Successivamente, il 31.3.2015, è pervenuta la lettera dell’Autorità austriaca datata 19.3.2015, che ha confermato che il titolo di medico chirurgo in possesso del dott. [#OMISSIS#] “soddisfa tutti i requisiti prescritti dall’art. 24 della direttiva 2005/36/CE sul riconoscimento delle qualifiche professionali” e che “corrisponde al diploma relativo al conferimento del titolo accademico di Medico Chirurgo (…) per l’Austria di cui all’allegato 5.1.1. della Direttiva 2005/36/CE”. Nella medesima lettera l’Ordine austriaco dei Medici ha altresì precisato: “dalla certificazione dei periodi di formazione rilasciata dall’Università di medicina di Innsbruck e presentata dal Dr. (…) [#OMISSIS#] [#OMISSIS#] risulta che egli ha iniziato gli studi di medicina umana il 21.3.2006 e il ha completati il 20.08.2014. Dalla certificazione dei periodi di formazione rilasciata dall’Università di medicina di Innsbruck risulta inoltre che egli ha iniziato gli studi di odontoiatria 11 7.9.2004 e il ha completati l’8.1.2013”.

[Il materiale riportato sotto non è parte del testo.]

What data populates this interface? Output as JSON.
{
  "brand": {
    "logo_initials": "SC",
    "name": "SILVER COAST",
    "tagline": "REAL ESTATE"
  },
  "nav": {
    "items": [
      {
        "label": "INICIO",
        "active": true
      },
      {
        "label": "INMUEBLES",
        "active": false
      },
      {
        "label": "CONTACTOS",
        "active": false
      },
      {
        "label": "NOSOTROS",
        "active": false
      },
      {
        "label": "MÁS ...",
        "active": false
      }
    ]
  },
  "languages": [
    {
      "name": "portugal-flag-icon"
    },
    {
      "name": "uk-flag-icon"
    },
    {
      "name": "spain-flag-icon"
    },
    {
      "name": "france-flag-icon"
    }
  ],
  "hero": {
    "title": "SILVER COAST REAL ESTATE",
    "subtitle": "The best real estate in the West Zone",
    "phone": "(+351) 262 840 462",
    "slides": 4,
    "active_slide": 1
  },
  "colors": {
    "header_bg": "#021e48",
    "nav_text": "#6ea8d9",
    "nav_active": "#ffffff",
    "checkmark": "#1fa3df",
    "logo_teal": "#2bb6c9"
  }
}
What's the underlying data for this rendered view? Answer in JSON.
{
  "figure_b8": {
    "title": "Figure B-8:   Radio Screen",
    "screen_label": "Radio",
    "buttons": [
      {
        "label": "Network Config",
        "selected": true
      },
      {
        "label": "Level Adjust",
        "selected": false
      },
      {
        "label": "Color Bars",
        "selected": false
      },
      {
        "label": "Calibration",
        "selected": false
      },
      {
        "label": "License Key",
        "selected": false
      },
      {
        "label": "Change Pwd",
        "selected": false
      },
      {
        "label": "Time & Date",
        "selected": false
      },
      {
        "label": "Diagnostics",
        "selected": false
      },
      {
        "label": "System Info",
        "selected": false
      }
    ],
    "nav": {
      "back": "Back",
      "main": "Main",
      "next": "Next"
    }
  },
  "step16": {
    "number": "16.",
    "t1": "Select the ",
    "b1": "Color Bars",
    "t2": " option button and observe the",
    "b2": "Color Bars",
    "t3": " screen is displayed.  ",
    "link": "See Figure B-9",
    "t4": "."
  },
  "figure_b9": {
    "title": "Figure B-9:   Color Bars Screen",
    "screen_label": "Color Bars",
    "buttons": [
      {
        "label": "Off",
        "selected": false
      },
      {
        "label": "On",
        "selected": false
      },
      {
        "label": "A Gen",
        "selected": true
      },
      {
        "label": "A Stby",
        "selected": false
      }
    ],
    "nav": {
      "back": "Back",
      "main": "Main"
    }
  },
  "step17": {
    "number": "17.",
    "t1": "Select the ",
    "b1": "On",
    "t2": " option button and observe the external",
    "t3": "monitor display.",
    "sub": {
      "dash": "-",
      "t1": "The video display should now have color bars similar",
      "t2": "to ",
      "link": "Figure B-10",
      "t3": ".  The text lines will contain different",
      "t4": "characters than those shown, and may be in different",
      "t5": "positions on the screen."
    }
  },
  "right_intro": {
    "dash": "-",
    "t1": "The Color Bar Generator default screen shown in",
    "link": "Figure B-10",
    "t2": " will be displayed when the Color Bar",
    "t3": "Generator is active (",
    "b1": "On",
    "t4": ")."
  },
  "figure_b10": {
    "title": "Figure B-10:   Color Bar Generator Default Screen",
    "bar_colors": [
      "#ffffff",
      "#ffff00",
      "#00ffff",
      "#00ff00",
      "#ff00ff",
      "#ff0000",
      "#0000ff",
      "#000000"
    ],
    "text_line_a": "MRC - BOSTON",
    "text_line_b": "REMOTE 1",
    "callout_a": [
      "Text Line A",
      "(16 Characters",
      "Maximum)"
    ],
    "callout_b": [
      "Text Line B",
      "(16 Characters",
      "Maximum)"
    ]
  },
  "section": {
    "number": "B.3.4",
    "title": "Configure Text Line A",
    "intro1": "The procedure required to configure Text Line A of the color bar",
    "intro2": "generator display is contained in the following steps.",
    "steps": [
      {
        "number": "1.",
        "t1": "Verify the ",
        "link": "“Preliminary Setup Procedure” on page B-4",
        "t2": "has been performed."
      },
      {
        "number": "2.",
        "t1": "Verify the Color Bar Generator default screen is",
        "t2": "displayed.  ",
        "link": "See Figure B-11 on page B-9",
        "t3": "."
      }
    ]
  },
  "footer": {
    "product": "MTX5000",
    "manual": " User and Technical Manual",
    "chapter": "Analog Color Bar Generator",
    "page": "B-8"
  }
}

Sulla scorta di tale comunicazione, il Ministero ha quindi potuto appurare che l’interessato, poco dopo l’iscrizione alla Facoltà di odontoiatria presso l’Università. di Innsbruck, si è contestualmente ivi iscritto anche alla Facoltà di medicina e chirurgia, frequentando contemporaneamente i due corsi di laurea presso il medesimo Ateneo.
Preso atto di ciò, con nota del 27.05.2015 prot. 27250, è stato trasmesso al dott. [#OMISSIS#] provvedimento finale di diniego, nel quale è stato fatto presente che “la direttiva 2005/36/CE non prevede in alcuna situazione che si possano effettuare contemporaneamente più corsi di formazione”.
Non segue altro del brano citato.